Dog’s 2 ticks
Monday, August 13, 2007This story happened when I was in college.
The avenue is one of the busy roads during daytime within the city. Along that long road lies a public cemetery and like any other cemetery, it is cold and lonely especially in the middle of the night.
A friend of mine was suffering a broken heart when his girlfriend eloped with another guy. As a breather, he found himself alone and lonely walking along the avenue. It was almost midnight and it was cold, thanks to the heavy rains that evening. There was no one except for one or two cars passed with great speed.
Rain started to pour again and no PUJs were in sight. He ran to the nearest waiting shed, the one nearer to the cemetery gate. He stood there waiting for the rain to stop or PUJ to pass by, whichever comes first. In his peripheral vision, he saw someone near the gate. He felt a chill in his neck. He tried to ignore what he saw and the fear that started to build up.
In seconds, he sensed something bearing on his left side. He took a deep breath and finally looked. There she was, few inches from his face. Her eyes looked directly into his. It was the loneliest eyes he ever saw!
Some say it’s a gift. To some, it’s a curse and to a chosen few, it’s unending wonder packed with amazement. I don’t care how they called it. I don’t have it. I am third eye blind. But for 27 years of struggling in this life, I have been into situations scarier than stories in books and movies.
For one is letting go.
I heard of the story about a traveler who, while traveling one dark night, falls off a cliff. But on the way down, he is saved by a branch of a tree. Hanging until dusk, nobody hears his cry. With vanishing hope, he calls on God. God tells him: “Let go of the branch”. But he was so scared he didn’t let go. When morning came, he looked down to see a hilarious sight: he was only a foot away from the ground!
Like the traveler, I was afraid to let go of the things that I cling to, to feelings both wonderful and painful, to people who walked in and out of my life. I no longer realized that I am holding on to a branch that I thought could save me from falling.
One time in my life where everything’s wrong, I came across with someone willing to help me make everything right. I thanked fate for being so kind in bringing the person to me. I even prayed that destiny would be kinder and will not allow us to separate ways.
Either I am not good in praying or life is just unfair.
How could I gave up something disturbing yet so beautiful? Someone who, I called my life?
I am face to face with horror of letting go.
Stubborn that I am, I still hold on to him, to the beautiful feelings we shared, to everything we had. His words, his memories, this entire person kept on haunting me. I knew, like an apparition, he will not last long in my senses. He will never be mine, for he belongs to someone else.
The idea of letting go of something wonderful and someone valuable as my life is unbearable. I never believed there could be such pain. The world seemed so muffled and away and empty. In emptiness, I have nothing to let go. I am lonely. And loneliness is another scary story.
I felt so much loneliness that it’s been like an overdose sending me into deep depressions. It’s a deep of a place in an abandoned building believed to have residence entity. I don’t want to go in there for no one would like to share it with me.

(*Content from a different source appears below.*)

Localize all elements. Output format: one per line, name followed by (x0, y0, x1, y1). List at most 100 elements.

One day, I woke up with another demon coming to life. Loneliness and depression forced me in believing that I have no belief. That God is too busy with other people He loves most. Or, there is no God at all. Heaven and hell doesn’t matter to me anymore. I stopped bothering myself what kind of punishment lies ahead of me after this material world.
I had read in Bob Ong’s book that an argument of the existence of God is like an argument between two ticks whether there is a dog or otherwise. Maybe the dog the two ticks referring to, is busy screwing another dog that it didn’t even notice the itch in its body.
But again, the bloodcurdling idea of seeing a dog full of ticks is, as not as fear provoking as the physical pain the world is confronting.
War, disease, hunger, poverty, prostitution, pornography, child abuse, sex scandals, sex transplant. Church scandals, AIDS, HIV, drug addiction, vandalism, OFW, DH, murder, capital punishment, rape, Jemaah Islamiyah, Abu Sayyaf Group, NPA, kidnap for ransom, graft and corruption, election fraud, Garci tape, jueteng, EDSA I, EDSA II, the list goes on and on….
The scary stories in my life breeds questions: If I let go of the things that both wonderful and painful, am I exorcized? When do I have the courage to turn on the lights so I could clearly see my shadows that take refuge in the dark? Will the ticks lose its grip once the dog start scratching?